OTTUMWA – Don't look now, but the heat is coming back.
Iowa has been at or below normal for much of 2013, but this week will see summer return in a big way. High temperatures through Friday are expected to remain in the 90s. That, combined with dewpoints in the 70s, will create the kind of hot, muggy conditions that will have area residents thinking wistfully of snow.
This isn't really that unusual. July sees, on average, the highest temperatures of the year, and they peak right around now. From July 5 through July 23 the average highs are 86 degrees, with the sole exception of July 16. The average that day is 87, the highest on the calendar.
State Climatologist Harry Hillaker said the forecast for July in southeast Iowa called for near normal temperatures and rainfall. It was half right. While temperatures have been close to normal, rainfall is running way behind.

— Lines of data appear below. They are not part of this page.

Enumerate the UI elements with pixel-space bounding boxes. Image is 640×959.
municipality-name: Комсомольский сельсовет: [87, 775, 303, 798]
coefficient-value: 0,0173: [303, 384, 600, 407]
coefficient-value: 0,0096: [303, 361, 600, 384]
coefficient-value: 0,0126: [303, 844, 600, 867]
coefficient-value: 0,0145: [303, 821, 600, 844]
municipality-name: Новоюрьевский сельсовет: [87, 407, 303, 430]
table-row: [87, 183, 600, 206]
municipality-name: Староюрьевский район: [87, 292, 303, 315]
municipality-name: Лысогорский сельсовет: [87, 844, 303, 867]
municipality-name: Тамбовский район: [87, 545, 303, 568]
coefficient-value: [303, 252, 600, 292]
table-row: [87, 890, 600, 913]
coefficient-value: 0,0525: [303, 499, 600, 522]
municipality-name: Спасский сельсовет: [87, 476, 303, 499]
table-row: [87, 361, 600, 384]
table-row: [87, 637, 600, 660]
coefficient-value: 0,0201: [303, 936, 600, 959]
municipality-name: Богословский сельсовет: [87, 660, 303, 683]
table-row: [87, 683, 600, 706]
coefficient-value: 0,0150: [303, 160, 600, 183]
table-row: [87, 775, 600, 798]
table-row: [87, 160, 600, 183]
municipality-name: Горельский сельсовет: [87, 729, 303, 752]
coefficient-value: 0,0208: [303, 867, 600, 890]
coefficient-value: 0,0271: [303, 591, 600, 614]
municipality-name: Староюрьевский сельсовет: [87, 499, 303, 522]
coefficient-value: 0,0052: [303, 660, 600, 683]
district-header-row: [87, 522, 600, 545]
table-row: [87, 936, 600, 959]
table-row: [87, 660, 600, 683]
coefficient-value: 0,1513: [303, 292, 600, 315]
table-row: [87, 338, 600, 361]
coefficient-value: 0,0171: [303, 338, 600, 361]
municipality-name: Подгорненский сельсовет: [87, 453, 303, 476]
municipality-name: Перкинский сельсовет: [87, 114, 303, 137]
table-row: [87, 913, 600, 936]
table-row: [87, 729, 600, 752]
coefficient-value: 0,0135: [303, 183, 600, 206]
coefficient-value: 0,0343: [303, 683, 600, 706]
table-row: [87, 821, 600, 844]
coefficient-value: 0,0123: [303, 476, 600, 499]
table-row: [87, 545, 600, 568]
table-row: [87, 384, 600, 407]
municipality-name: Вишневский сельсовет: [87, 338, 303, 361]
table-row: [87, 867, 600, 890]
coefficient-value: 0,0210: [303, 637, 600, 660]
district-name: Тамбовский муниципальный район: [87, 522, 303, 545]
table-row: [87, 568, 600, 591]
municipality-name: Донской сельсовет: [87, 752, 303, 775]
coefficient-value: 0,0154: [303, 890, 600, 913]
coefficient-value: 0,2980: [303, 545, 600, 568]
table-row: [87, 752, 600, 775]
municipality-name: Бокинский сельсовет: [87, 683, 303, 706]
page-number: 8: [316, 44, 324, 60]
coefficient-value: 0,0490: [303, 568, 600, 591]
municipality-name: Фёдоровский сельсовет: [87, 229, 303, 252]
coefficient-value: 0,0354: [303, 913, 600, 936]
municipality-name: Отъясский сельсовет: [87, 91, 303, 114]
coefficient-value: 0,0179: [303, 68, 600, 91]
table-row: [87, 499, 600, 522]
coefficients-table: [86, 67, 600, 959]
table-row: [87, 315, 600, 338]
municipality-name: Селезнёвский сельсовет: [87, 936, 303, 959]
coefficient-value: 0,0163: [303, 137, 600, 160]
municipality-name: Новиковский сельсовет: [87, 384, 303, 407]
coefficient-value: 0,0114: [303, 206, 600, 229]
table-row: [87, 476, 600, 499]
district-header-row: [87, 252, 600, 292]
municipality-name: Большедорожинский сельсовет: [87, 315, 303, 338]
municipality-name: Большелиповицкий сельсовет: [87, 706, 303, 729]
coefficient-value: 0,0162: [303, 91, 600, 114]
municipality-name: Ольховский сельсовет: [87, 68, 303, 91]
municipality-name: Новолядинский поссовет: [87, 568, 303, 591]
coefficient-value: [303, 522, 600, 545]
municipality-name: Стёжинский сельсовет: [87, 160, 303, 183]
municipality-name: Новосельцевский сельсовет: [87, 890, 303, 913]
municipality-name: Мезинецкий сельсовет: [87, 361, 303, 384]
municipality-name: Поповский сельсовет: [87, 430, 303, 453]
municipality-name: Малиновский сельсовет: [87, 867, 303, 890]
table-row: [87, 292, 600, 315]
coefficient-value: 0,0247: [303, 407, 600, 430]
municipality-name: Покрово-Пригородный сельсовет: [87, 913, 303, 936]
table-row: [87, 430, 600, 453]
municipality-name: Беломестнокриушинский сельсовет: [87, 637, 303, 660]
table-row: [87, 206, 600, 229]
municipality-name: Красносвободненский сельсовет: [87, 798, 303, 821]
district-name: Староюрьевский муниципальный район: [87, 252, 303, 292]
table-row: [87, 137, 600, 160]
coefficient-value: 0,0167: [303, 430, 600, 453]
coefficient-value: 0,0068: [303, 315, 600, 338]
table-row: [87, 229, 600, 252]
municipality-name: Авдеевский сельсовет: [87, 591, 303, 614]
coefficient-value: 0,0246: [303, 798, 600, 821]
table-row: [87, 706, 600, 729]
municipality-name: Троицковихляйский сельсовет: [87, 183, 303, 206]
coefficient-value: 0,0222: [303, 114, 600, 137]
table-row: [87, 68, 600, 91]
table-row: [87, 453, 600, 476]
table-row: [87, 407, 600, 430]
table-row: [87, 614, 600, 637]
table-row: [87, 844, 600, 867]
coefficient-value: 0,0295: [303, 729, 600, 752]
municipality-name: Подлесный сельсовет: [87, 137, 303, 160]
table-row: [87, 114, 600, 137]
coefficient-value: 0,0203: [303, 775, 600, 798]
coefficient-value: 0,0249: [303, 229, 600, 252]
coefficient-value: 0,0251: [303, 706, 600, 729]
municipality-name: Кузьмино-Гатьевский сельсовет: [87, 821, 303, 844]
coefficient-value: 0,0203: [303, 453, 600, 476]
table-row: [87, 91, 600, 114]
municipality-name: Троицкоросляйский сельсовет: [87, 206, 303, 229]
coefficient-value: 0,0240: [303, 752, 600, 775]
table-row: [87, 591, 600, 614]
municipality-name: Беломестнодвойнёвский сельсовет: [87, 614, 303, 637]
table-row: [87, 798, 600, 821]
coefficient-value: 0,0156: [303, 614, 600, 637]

“Most of Iowa has been very dry,” he said. “You're probably the driest, lowest total in the state.”
That's a concern. While record spring rains recharged soil moisture, they also kept farmers out of the fields until later than normal. Hillaker said crops that were planted late, especially soybeans, could be at risk if it stays dry.
In terms of temperatures, the month "as a whole hasn't been that unusual," Hillaker said. This week will see that change with daytime highs well above normal. But even that will be short-lived.
After temperatures peak Thursday, a front should bring a decent chance of rain and a return to seasonal weather. If that pans out, southeast Iowa could see a very welcome inch or so of rain by the end of the month.
Hillaker cautioned there aren't many cues to go from this year. Long-range forecasts lack the guidance of strong indicators. And the weather itself doesn't seem inclined toward major shifts.
“It's just been a really wishy-washy type of summer,” he said.